USC started the fourth quarter of the '63 Rose Bowl game leading Wisconsin 42-14. Wisconsin had a great defense and was the favorite that day. But the Badgers had no answer for the Trojan offense. It's sad that USC's brilliant play that day had to have the shadow of Wisconsin's fourth quarter comeback. USC had had a brilliant day attacking down field.
It's been just the opposite trying to stop the USC offense this year. It's not hard to stop an offense that is traveling sideways. USC has made it simple for opposing defenses to play close to the line of scrimmage against the Trojans. USC has run very few fly routes and corner routes with its receivers and has brought opposing defenses closer and closer to the line of scrimmage.
How can complimentary routes down field not work with receivers like Rojo, Williams and McCoy?

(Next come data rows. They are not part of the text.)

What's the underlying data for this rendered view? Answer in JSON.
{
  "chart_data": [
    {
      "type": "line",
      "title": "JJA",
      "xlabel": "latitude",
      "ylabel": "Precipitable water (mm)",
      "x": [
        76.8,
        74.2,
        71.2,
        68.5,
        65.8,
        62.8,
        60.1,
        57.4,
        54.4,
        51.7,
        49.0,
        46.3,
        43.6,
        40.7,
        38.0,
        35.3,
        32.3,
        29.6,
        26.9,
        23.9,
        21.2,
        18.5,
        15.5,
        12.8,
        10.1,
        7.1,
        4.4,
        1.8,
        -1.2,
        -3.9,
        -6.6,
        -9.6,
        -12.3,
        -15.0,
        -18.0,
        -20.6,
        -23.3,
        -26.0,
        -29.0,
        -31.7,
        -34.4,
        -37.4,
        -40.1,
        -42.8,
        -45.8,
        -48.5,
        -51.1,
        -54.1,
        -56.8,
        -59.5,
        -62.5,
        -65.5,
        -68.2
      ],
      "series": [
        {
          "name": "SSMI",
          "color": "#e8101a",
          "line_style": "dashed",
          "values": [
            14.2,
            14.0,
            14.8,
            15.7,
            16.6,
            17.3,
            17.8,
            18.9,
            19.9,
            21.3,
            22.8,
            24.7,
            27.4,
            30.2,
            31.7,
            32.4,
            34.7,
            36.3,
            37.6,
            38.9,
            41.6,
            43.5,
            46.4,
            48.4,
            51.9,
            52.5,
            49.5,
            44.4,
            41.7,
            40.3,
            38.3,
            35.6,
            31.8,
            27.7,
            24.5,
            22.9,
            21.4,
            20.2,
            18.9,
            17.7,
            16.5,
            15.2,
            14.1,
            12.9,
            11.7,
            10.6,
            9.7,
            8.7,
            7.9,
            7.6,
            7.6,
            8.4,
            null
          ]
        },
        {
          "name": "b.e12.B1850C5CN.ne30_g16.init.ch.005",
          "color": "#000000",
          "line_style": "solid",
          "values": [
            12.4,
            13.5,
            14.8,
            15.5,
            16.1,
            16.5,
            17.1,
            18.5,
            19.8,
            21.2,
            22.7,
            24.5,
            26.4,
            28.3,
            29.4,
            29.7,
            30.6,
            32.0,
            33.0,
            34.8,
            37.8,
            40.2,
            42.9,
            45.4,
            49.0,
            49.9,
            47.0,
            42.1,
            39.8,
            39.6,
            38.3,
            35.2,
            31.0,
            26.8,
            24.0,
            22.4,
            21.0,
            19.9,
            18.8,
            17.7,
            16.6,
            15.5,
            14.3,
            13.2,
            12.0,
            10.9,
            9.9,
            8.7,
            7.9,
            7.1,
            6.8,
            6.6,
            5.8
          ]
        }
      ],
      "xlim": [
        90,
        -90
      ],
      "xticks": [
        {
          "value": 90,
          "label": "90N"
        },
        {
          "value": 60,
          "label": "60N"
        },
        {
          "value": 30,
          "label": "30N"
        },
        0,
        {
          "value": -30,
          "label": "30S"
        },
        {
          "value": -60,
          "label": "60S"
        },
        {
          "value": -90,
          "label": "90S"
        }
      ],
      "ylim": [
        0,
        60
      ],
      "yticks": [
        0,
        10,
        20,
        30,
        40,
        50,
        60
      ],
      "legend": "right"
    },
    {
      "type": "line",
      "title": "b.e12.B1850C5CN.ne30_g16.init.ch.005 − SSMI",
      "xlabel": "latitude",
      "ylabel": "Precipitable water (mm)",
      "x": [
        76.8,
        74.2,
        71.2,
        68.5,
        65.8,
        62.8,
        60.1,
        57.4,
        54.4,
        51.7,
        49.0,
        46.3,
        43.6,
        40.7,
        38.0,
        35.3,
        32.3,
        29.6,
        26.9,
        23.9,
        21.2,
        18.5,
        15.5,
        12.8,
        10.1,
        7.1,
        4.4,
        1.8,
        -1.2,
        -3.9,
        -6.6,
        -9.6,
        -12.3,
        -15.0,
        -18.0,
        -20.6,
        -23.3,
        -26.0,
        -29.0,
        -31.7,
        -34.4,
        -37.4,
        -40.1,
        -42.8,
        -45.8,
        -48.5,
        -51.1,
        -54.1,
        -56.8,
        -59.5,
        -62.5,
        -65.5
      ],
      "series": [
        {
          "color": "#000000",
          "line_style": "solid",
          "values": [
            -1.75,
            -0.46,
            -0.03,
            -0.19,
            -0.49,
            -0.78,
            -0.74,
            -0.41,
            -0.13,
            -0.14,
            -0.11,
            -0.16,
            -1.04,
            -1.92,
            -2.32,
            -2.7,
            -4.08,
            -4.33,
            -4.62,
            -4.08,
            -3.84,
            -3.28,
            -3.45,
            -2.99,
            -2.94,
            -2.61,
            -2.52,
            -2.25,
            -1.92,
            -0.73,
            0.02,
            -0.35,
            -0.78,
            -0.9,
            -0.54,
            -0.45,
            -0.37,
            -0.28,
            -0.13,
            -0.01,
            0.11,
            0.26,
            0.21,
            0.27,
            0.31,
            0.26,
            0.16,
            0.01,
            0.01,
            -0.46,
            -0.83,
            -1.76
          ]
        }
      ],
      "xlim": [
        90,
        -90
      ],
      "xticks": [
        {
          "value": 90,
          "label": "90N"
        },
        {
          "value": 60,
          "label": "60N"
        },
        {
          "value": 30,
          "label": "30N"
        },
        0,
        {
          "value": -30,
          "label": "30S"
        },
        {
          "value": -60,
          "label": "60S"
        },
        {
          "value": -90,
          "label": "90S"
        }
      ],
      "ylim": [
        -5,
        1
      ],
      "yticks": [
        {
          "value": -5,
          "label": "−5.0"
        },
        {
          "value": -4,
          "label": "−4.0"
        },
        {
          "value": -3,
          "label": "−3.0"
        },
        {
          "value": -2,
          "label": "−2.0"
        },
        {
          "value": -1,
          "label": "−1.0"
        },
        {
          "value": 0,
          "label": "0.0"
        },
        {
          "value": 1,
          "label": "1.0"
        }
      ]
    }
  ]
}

How about some circle and seam routes from the backs? How about laying aside all the plays out to the flat that have produced a flat Trojan offense this year? How about bursting the bubble screen and airing things out?
I know USC wants to simplify everything for Matt Barkley. Freshman quarterbacks want things simple and straight forward like high school. But doing that makes things simple for opposing defenses. Matt Barkley has played 11 games now.
Let's see some things that will allow the Trojan receivers to produce more out of less. Let's give them a chance to shine. There's nothing Boston College would like better than to just slug it out with a USC offense moving sideways.
For Matt Barkley to be a complete player, USC has to run a complete offense. The Emerald Bowl gives them that last opportunity to shine like a jewel and create some positive momentum going into signing day and then into the 2010 season.
Jeremy Bates and Pete Carroll are looking for a complete performance from the offense.